Last week my husband and I had dinner with friends.  One of them is an engineer and supervisor for an engineering firm, the other owns his own business.  During dinner, the conversation turned to education and was very enlightening.  After discussing with both of them how they felt we were turning out ill prepared students, I asked the question, “What do you want from an employee?”  The engineer, who does the hiring at his company, quickly answered, “I don’t want the most intelligent person.  They usually do only as I ask, no more or less, and expect a raise because they’ve completed another year of service.  I hire people who are willing to work hard, do what they see needs to be done, and take an initiative to make things better.”  Wow, that’s not at all what we prepare students for.  We give them a scripted set of instructions, tell them exactly what they need to do, they do it and then expect an A because they completed the task. Sometimes extra credit is given if the student didn’t manage to achieve that A with the original script.  I’m not pointing fingers, I have fit that description at times too. We try to provide opportunities for students to take the reign, but when we saddle the task with a strict rubric we’ve taken a lot of their thought process away. The business owner was even more frustrated, sometimes turning beat red while discussing with us.  He just wants people to show up on time, complete their job on deadline, not expect multiple chances to get something right because that costs him money, and to understand how to use basic math skills including understanding how money works.  His comment threw up a red flag immediately.  Isn’t a lot of our discussion recently about the “real world” allowing adults to turn things in late and having multiple opportunities to get things right? Isn’t it a school of thought that students should understand why something works and not just memorize?  He disagrees, “Please have them memorize addition and multiplication facts. Please make sure they can count change.”

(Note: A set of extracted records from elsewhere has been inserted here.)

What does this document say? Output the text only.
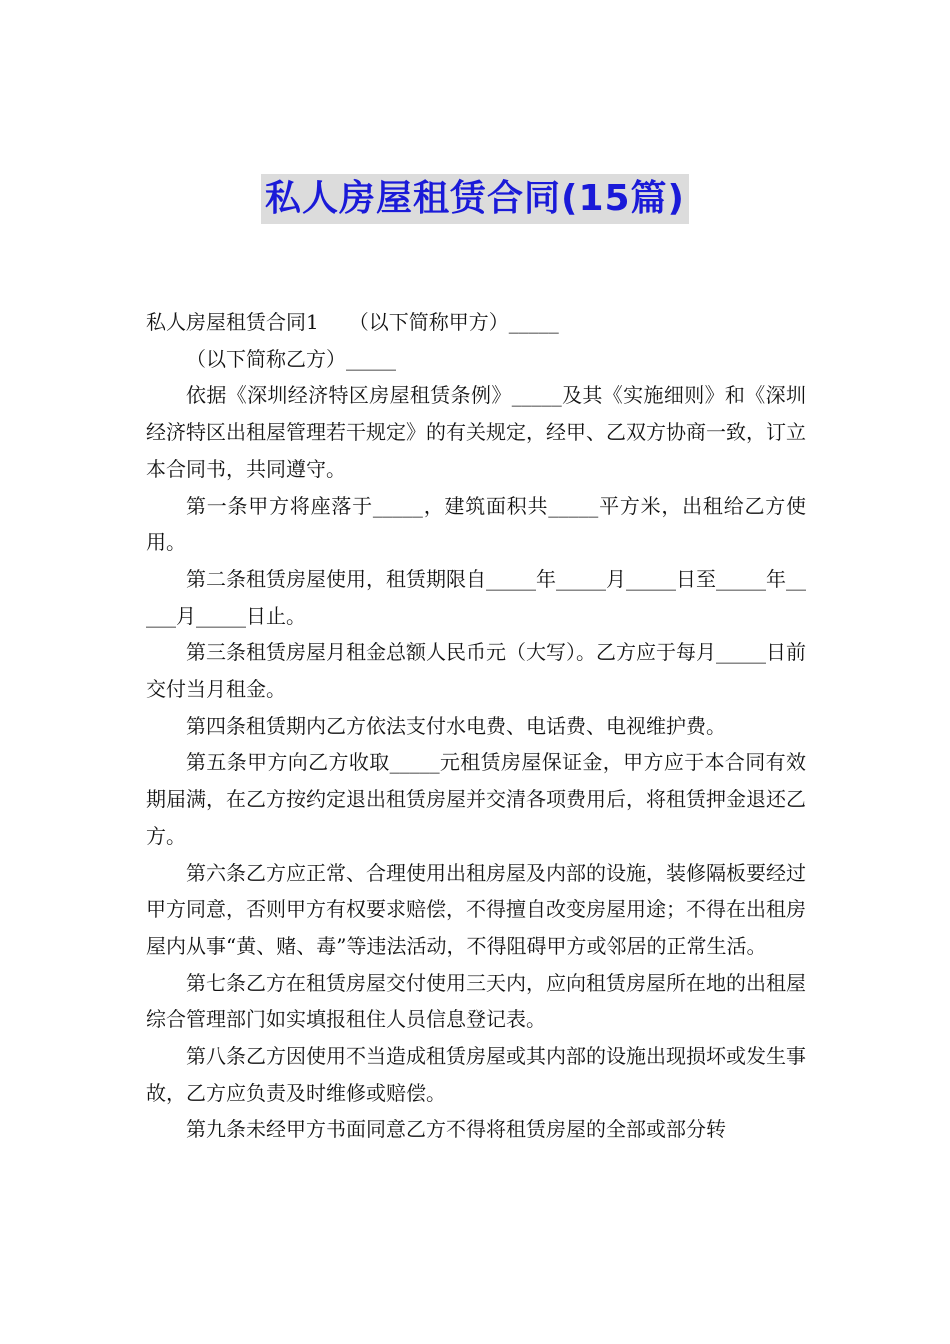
私人房屋租赁合同(15篇)

私人房屋租赁合同1　　（以下简称甲方）_____

（以下简称乙方）_____

依据《深圳经济特区房屋租赁条例》_____及其《实施细则》和《深圳经济特区出租屋管理若干规定》的有关规定，经甲、乙双方协商一致，订立本合同书，共同遵守。

第一条甲方将座落于_____，建筑面积共_____平方米，出租给乙方使用。

第二条租赁房屋使用，租赁期限自_____年_____月_____日至_____年_____月_____日止。

第三条租赁房屋月租金总额人民币元（大写）。乙方应于每月_____日前交付当月租金。

第四条租赁期内乙方依法支付水电费、电话费、电视维护费。

第五条甲方向乙方收取_____元租赁房屋保证金，甲方应于本合同有效期届满，在乙方按约定退出租赁房屋并交清各项费用后，将租赁押金退还乙方。

第六条乙方应正常、合理使用出租房屋及内部的设施，装修隔板要经过甲方同意，否则甲方有权要求赔偿，不得擅自改变房屋用途；不得在出租房屋内从事“黄、赌、毒”等违法活动，不得阻碍甲方或邻居的正常生活。

第七条乙方在租赁房屋交付使用三天内，应向租赁房屋所在地的出租屋综合管理部门如实填报租住人员信息登记表。

第八条乙方因使用不当造成租赁房屋或其内部的设施出现损坏或发生事故，乙方应负责及时维修或赔偿。

第九条未经甲方书面同意乙方不得将租赁房屋的全部或部分转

Their request to the education field, PLEASE STOP.  Please stop allowing students to pass through our doors without:  learning to be responsible, completing assignments on time, working hard, showing up, and being responsible.  Please stop considering basic skills as unnecessary because we have technology. Please stop taking away the sting of failure because then they don’t learn from it.

My dinner with the real world has challenged some of my views.  I do believe in mastery learning, I do believe that not all students learn at the same time. The real world told me that it costs them money if it takes a person multiple times to learn something. They don’t want to employ that person.  I also believe that students must learn to meet deadlines, must learn to work hard and not expect things to be handed to them, and must take ownership of their actions and stop blaming others.  The real world agrees with me on that.  So where does that leave us in our quest to educate young people, not just academically but for the “real world”?